In general that shouldn't really be an issue, hard drives are pretty vibration resistant. If you're worried though, you might considering doing what they did, on a smaller scale.
If its a small earthquake, you might be able to simply isolate your home server by setting it on top of something that would dampen or resist vibrations, and of course secure your drives properly. Laptop drives and SSDs are probably better at this than desktops. If you consider that a hard drive turns are several thousand RPM, the 'vibrations' from a earthquake are minimal.
Vibration isn't really the thing that would worry you - earthquakes would be relatively low frequency - this suggests 0.1 to 70 hz is what engineers test against- its G-Forces. I'd need to find a proper citation for this, but 350G would void the warranty on seagate drives. I'll assume that that's a good average to work off of.
Now, its not entirely accurate to refer to acceleration due to the earth moving as "G" forces - the correct terminology is PGA, or peak ground acceleration. Dropping your laptop should cause 1G while dropping, or 1 ms^2, and stop based on whatever speed its dropping at right as it stops, up to terminal velocity. I'll leave it as an exercise to a VERY brave reader to work out what the terminal velocity of a given laptop is.

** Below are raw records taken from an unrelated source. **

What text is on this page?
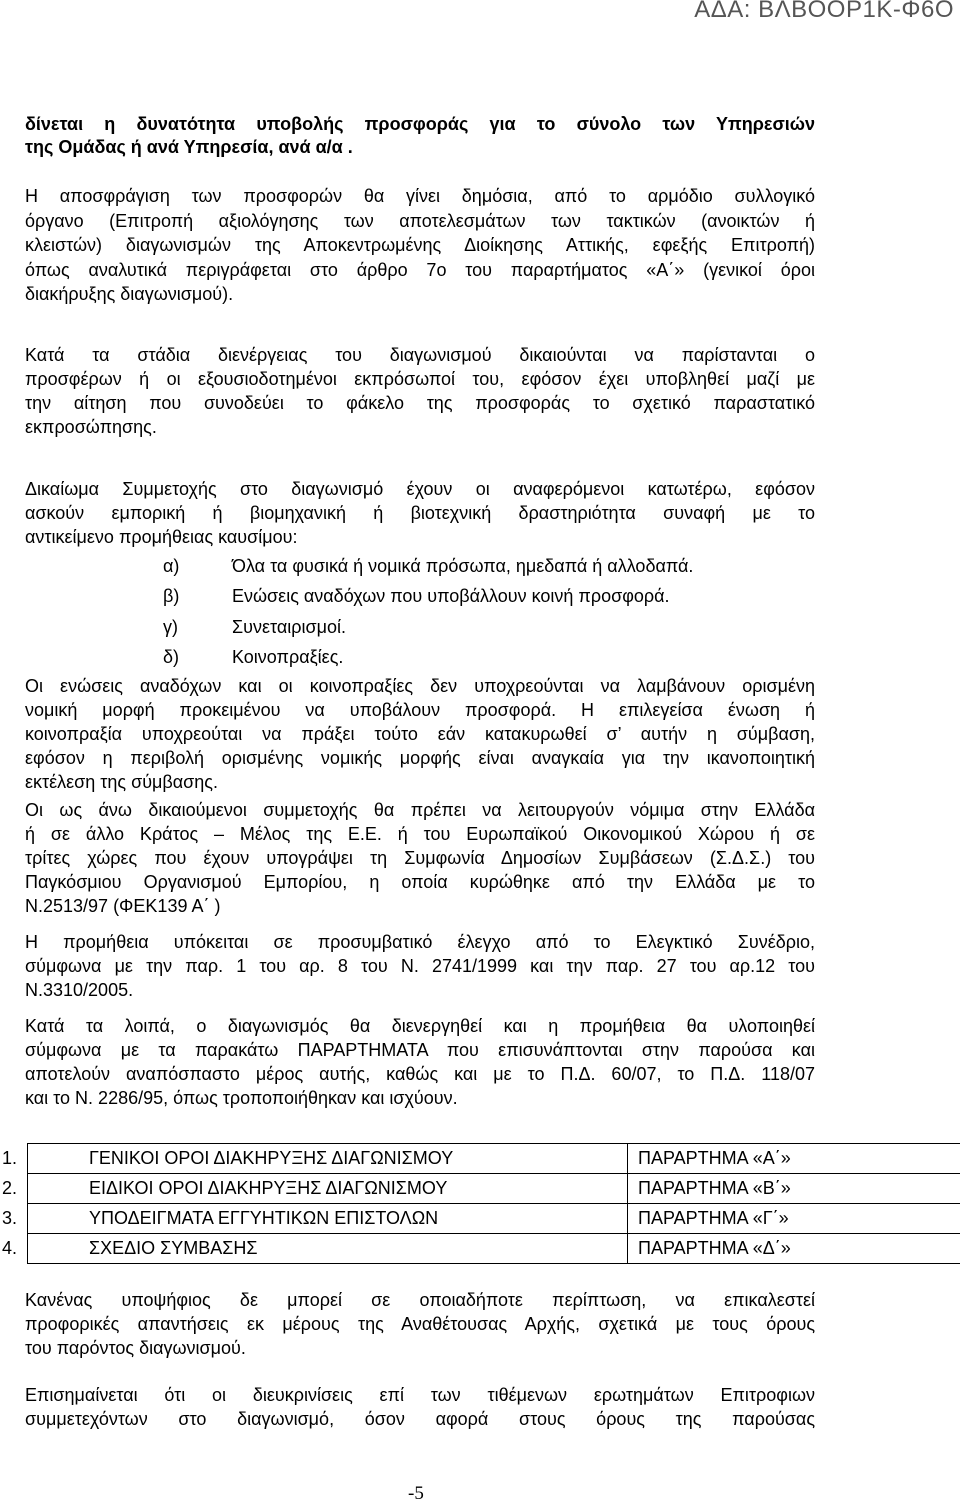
ΑΔΑ: ΒΛΒΟΟΡ1Κ-Φ6Ο
δίνεται η δυνατότητα υποβολής προσφοράς για το σύνολο των Υπηρεσιών
της Ομάδας ή ανά Υπηρεσία, ανά α/α .
Η αποσφράγιση των προσφορών θα γίνει δημόσια, από το αρμόδιο συλλογικό
όργανο (Επιτροπή αξιολόγησης των αποτελεσμάτων των τακτικών (ανοικτών ή
κλειστών) διαγωνισμών της Αποκεντρωμένης Διοίκησης Αττικής, εφεξής Επιτροπή)
όπως αναλυτικά περιγράφεται στο άρθρο 7ο του παραρτήματος «Α΄» (γενικοί όροι
διακήρυξης διαγωνισμού).
Κατά τα στάδια διενέργειας του διαγωνισμού δικαιούνται να παρίστανται ο
προσφέρων ή οι εξουσιοδοτημένοι εκπρόσωποί του, εφόσον έχει υποβληθεί μαζί με
την αίτηση που συνοδεύει το φάκελο της προσφοράς το σχετικό παραστατικό
εκπροσώπησης.
Δικαίωμα Συμμετοχής στο διαγωνισμό έχουν οι αναφερόμενοι κατωτέρω, εφόσον
ασκούν εμπορική ή βιομηχανική ή βιοτεχνική δραστηριότητα συναφή με το
αντικείμενο προμήθειας καυσίμου:
α)	Όλα τα φυσικά ή νομικά πρόσωπα, ημεδαπά ή αλλοδαπά.
β)	Ενώσεις αναδόχων που υποβάλλουν κοινή προσφορά.
γ)	Συνεταιρισμοί.
δ)	Κοινοπραξίες.
Οι ενώσεις αναδόχων και οι κοινοπραξίες δεν υποχρεούνται να λαμβάνουν ορισμένη
νομική μορφή προκειμένου να υποβάλουν προσφορά. Η επιλεγείσα ένωση ή
κοινοπραξία υποχρεούται να πράξει τούτο εάν κατακυρωθεί σ’ αυτήν η σύμβαση,
εφόσον η περιβολή ορισμένης νομικής μορφής είναι αναγκαία για την ικανοποιητική
εκτέλεση της σύμβασης.
Οι ως άνω δικαιούμενοι συμμετοχής θα πρέπει να λειτουργούν νόμιμα στην Ελλάδα
ή σε άλλο Κράτος – Μέλος της Ε.Ε. ή του Ευρωπαϊκού Οικονομικού Χώρου ή σε
τρίτες χώρες που έχουν υπογράψει τη Συμφωνία Δημοσίων Συμβάσεων (Σ.Δ.Σ.) του
Παγκόσμιου Οργανισμού Εμπορίου, η οποία κυρώθηκε από την Ελλάδα με το
Ν.2513/97 (ΦΕΚ139 Α΄ )
Η προμήθεια υπόκειται σε προσυμβατικό έλεγχο από το Ελεγκτικό Συνέδριο,
σύμφωνα με την παρ. 1 του αρ. 8 του Ν. 2741/1999 και την παρ. 27 του αρ.12 του
Ν.3310/2005.
Κατά τα λοιπά, ο διαγωνισμός θα διενεργηθεί και η προμήθεια θα υλοποιηθεί
σύμφωνα με τα παρακάτω ΠΑΡΑΡΤΗΜΑΤΑ που επισυνάπτονται στην παρούσα και
αποτελούν αναπόσπαστο μέρος αυτής, καθώς και με το Π.Δ. 60/07, το Π.Δ. 118/07
και το Ν. 2286/95, όπως τροποποιήθηκαν και ισχύουν.
1.	ΓΕΝΙΚΟΙ ΟΡΟΙ ΔΙΑΚΗΡΥΞΗΣ ΔΙΑΓΩΝΙΣΜΟΥ	ΠΑΡΑΡΤΗΜΑ «Α΄»
2.	ΕΙΔΙΚΟΙ ΟΡΟΙ ΔΙΑΚΗΡΥΞΗΣ ΔΙΑΓΩΝΙΣΜΟΥ	ΠΑΡΑΡΤΗΜΑ «Β΄»
3.	ΥΠΟΔΕΙΓΜΑΤΑ ΕΓΓΥΗΤΙΚΩΝ ΕΠΙΣΤΟΛΩΝ	ΠΑΡΑΡΤΗΜΑ «Γ΄»
4.	ΣΧΕΔΙΟ ΣΥΜΒΑΣΗΣ	ΠΑΡΑΡΤΗΜΑ «Δ΄»
Κανένας υποψήφιος δε μπορεί σε οποιαδήποτε περίπτωση, να επικαλεστεί
προφορικές απαντήσεις εκ μέρους της Αναθέτουσας Αρχής, σχετικά με τους όρους
του παρόντος διαγωνισμού.
Επισημαίνεται ότι οι διευκρινίσεις επί των τιθέμενων ερωτημάτων Επιτροφιων
συμμετεχόντων στο διαγωνισμό, όσον αφορά στους όρους της παρούσας
-5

Lets then assume a worst case scenario. Lets assume an earthquake that will level your building, but somehow due to the magic of sheer dumb luck, nothing fell on your server, and its sitting there, untouched in the middle of all that carnage, like a cartoon character. Unfortunately there's nothing on the wikipedia page for what total damage would be like, but lets assume X+ on the mercali scale. Bad enough. Acceleration would be equivalent to 1.24g, which is significantly less than what drives are rated for! In short, unless a building falls on it, a earthquake that would cause a HDD to fail would be quite literally a end of world quake.
If this still worries you, there's a few options that might help.
Isolation mount the nas - maybe on a thick sheet of rubber. Isolation mount the drives - there's products meant to prevent vibration to quieten drives that may work. Practically though, it should be fine. I had trouble of finding reports of mass drive deaths due to earthquake related vibrations.